To add cellxgene prepare to your cellxgene installation, run pip install cellxgene[prepare]

Then run prepare on your data with:

cellxgene prepare dataset.h5ad --output=dataset-processed.h5ad

This will load the input data, perform PCA and nearest neighbor calculations, compute UMAP and tSNE embeddings and louvain cluster assignments, and save the results in a new file called dataset-processed.h5ad that can be loaded using cellxgene launch.

Example usage

As a quick example, let’s construct a command to use prepare to take a raw expression matrix and generate a processed h5ad ready to visualize with cellxgene.

We’ll start off using the raw data from the pbmc3k dataset. This dataset is described here, and is available as part of the scanpy package. For this example, we’ll assume this raw data is stored in a file called pbmc3k-raw.h5ad.

Our prepare command looks like this:

cellxgene prepare pbmc3k-raw.h5ad \
	--run-qc \                                  # (A)
	--recipe seurat \                           # (B)
	--layout tsne --layout umap \               # (C)
	--output pbmc3k-prepared.h5ad               # (D)

Let’s look at what prepare is doing to our data, and how each step relates to the command above. You can see a walkthrough of what’s going on under the hood for this example in this notebook.

(A) - Compute quality control metrics and store this in our AnnData object for later inspection (B) - Normalize the expression matrix using a basic preprocessing recipe (auto) - Do some preprocessing to run PCA and compute the neighbor graph (auto) - Infer clusters with the Louvain algorithm and store these labels to visualize later (C) - Compute and store UMAP and tSNE embeddings (D) - Write results to file

Options for cellxgene prepare

For the most up-to-date and comprehensive list of options, run cellxgene prepare --help

--embedding controls which dimensionality reduction algorithm is applies to your data. Options are umap and/or tsne. Defaults to both.

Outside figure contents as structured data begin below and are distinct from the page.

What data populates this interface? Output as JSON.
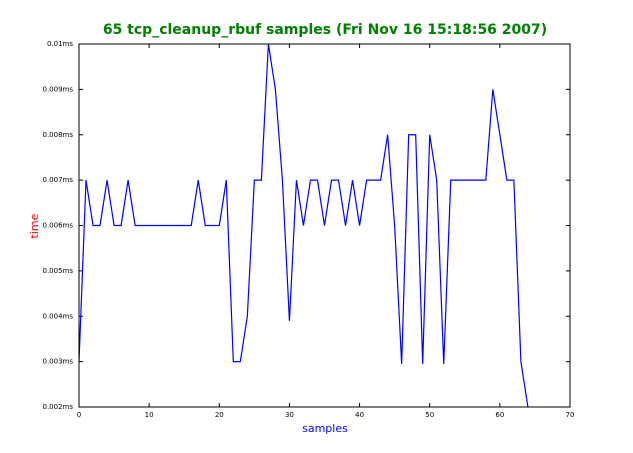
{
  "chart_data": {
    "type": "line",
    "title": "65 tcp_cleanup_rbuf samples (Fri Nov 16 15:18:56 2007)",
    "xlabel": "samples",
    "ylabel": "time",
    "x": [
      0,
      1,
      2,
      3,
      4,
      5,
      6,
      7,
      8,
      9,
      10,
      11,
      12,
      13,
      14,
      15,
      16,
      17,
      18,
      19,
      20,
      21,
      22,
      23,
      24,
      25,
      26,
      27,
      28,
      29,
      30,
      31,
      32,
      33,
      34,
      35,
      36,
      37,
      38,
      39,
      40,
      41,
      42,
      43,
      44,
      45,
      46,
      47,
      48,
      49,
      50,
      51,
      52,
      53,
      54,
      55,
      56,
      57,
      58,
      59,
      60,
      61,
      62,
      63,
      64
    ],
    "series": [
      {
        "name": "tcp_cleanup_rbuf",
        "color": "#0000ff",
        "values": [
          0.003,
          0.007,
          0.006,
          0.006,
          0.007,
          0.006,
          0.006,
          0.007,
          0.006,
          0.006,
          0.006,
          0.006,
          0.006,
          0.006,
          0.006,
          0.006,
          0.006,
          0.007,
          0.006,
          0.006,
          0.006,
          0.007,
          0.003,
          0.003,
          0.004,
          0.007,
          0.007,
          0.01,
          0.009,
          0.007,
          0.0039,
          0.007,
          0.006,
          0.007,
          0.007,
          0.006,
          0.007,
          0.007,
          0.006,
          0.007,
          0.006,
          0.007,
          0.007,
          0.007,
          0.008,
          0.006,
          0.00295,
          0.008,
          0.008,
          0.00295,
          0.008,
          0.007,
          0.00295,
          0.007,
          0.007,
          0.007,
          0.007,
          0.007,
          0.007,
          0.009,
          0.008,
          0.007,
          0.007,
          0.003,
          0.002
        ]
      }
    ],
    "xlim": [
      0,
      70
    ],
    "xticks": [
      0,
      10,
      20,
      30,
      40,
      50,
      60,
      70
    ],
    "ylim": [
      0.002,
      0.01
    ],
    "yticks": [
      {
        "value": 0.002,
        "label": "0.002ms"
      },
      {
        "value": 0.003,
        "label": "0.003ms"
      },
      {
        "value": 0.004,
        "label": "0.004ms"
      },
      {
        "value": 0.005,
        "label": "0.005ms"
      },
      {
        "value": 0.006,
        "label": "0.006ms"
      },
      {
        "value": 0.007,
        "label": "0.007ms"
      },
      {
        "value": 0.008,
        "label": "0.008ms"
      },
      {
        "value": 0.009,
        "label": "0.009ms"
      },
      {
        "value": 0.01,
        "label": "0.01ms"
      }
    ],
    "grid": false
  }
}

--recipe controls which normalization steps to apply to your data, based on one of the preprocessing recipes included with scanpy. These recipes include steps like cell filtering and gene selection; see the scanpy documentation for more details. Options are none, seurat, or zheng17. Defaults to none.

--sparse is a flag determines whether to enforce a sparse matrix. For large datasets, prepare can take a long time to run (a few minutes for datasets with 10-100k cells, up to an hour or more for datasets with >100k cells). If you want prepare to run faster we recommend using the sparse option. If this flag is not included, default is False

--skip-qc by default, cellxgene prepare will compute quality control metrics (saved to anndata.obs and anndata.var) as described in the scanpy documentation. Pass this flag if you would like to skip this step.

--make-obs-names-unique / --make-var-names-unique determine whether to rename obs (cell) / var (gene) names, respectively, to be unique. Default is True.

--set-obs-names controls which field in anndata.obs (cell metadata) is used as the index for cells (e.g., a cell ID column). Default is anndata.obs.names

--set-var-names controls which field in anndata.var (gene metadata) is used as the index for genes. Default is anndata.var.names

--output and --overwrite control where the processed data is saved.